The office was not as big as Davis had expected. At one end was the door he had just entered and closed behind him, at the other was a reasonably expensive looking desk and on either side of the room were shelves lined with books and artifacts that he didnt recognise. He should, but for some reason he couldnt think about them properly.
“Ignore that,” Viola’s voice said from behind the desk. Had she been there when he entered? He couldnt remember.
“This place,” he tried to say.
She snapped her fingers and his mind cleared immediately. He looked up and she was seated behind her desk, dressed in her usual office attire and smiling rather alluringly at him. “We dont have time for that today,” she said. “We need to talk about our guests.”
“I had a feeling,” Davis said.
“There is a problem,” she nodded. “Our three guests have not proven to be cooperative.”
“Did you expect them to be?” he asked, leaning back in the chair he had taken in front of her desk. “They are openly and actively hostile towards us. Besides Hitch, theyve turned three other techs. We only keep Hitch alive because of her actions against the unicorn.”
“I am aware,” Viola said darkly and her change in tone chilled Davis to his core. For a moment, she looked totally different. Not even human. But before it even registered in his head, she was back to normal. “Has the woman provided anything of use?”

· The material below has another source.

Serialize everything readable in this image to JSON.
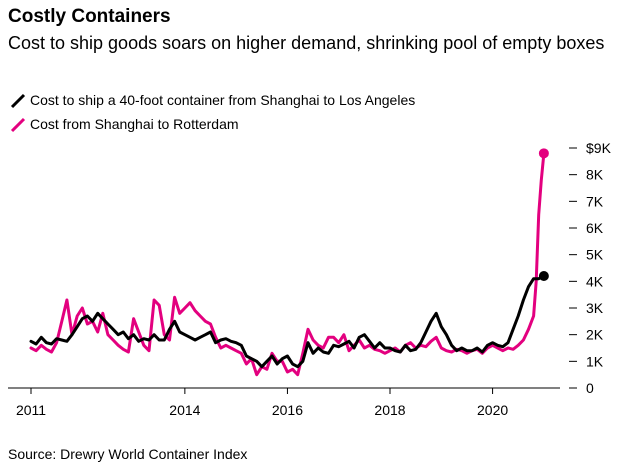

“Yes and no,” he said, sighing, knowing this day would have come around at some point. “Shes like them, a fully formed vampire. Every test weve done, every comparison weve made, shows that she is identical to them on a cellular level. Age her up 500 years and shes the same as the elder, right?”
“Yes,” Viola said, listening intently.
“But she isnt the same. Shes still Hitch. I dont know if thats because shes still to fresh and some part of the vampirism overwrites all that over a longer period of time or if its something else. But I think she, the vampire, is struggling to,” he paused for a moment. “Keep it together, I think is the best way to put it.”
“Can you explain why?”
“Explain?” Davis asked, making sure he was being as explicit as possible. “No, I cant. I dont think anyone who works here can. We simply do not have the experience with vampires to understand them properly. Can I speculate about why? Absolutely, but it will be clouded with my own biases.”
“Speculate then,” she replied, waving her hand as if to accept the conditions he stipulated.
“Its as if there are two entities within the one body; Hitch and whatever the vampirism is. A connection to the others, as weve already discovered. Sever that connection and perhaps we can switch the balance; bring Hitch back.”
“Have you made any progress with these hypotheses?”
“Well, thats the thing, I dont know. We cannot see into her head. I believe that she is still the vampire, but I think she isnt the same, in some way that we cant see, as the others.”
“Meaning?”
“Thats why I havent reported on any of this yet,” he said slowly. “I dont want you or anyone else to get excited or hopeful or anything about anything. But it may be that we can, if not reverse the effects, mitigate them in such a way that we can bring back the original person.”
“That would be exciting, yes,” Viola agreed. “But there is a problem. A problem and maybe a solution.”
“Whats that?”
“Our friends across the ocean have,” now it was her turn to pause to come up with the right set of words. “Requested the return of our guests, including Hitch.”
“I see,” Davis said, the wheels in his head already turning. “I assume you are reluctant to grant this request?”
“On the contrary, you, along with my other researchers, have concluded the same thing, that we are facing diminishing returns on what we can learn from these creatures. They would be better off, and on this I do disagree, in their natural habitat.”
“That is a problem,” Davis agreed.
“But,” she said. “Those people, they know more than we can ever hope to. Perhaps you could learn something from them?” she smiled sweetly at him and before he could stop himself, he heard his own voice agree to participate in this mission.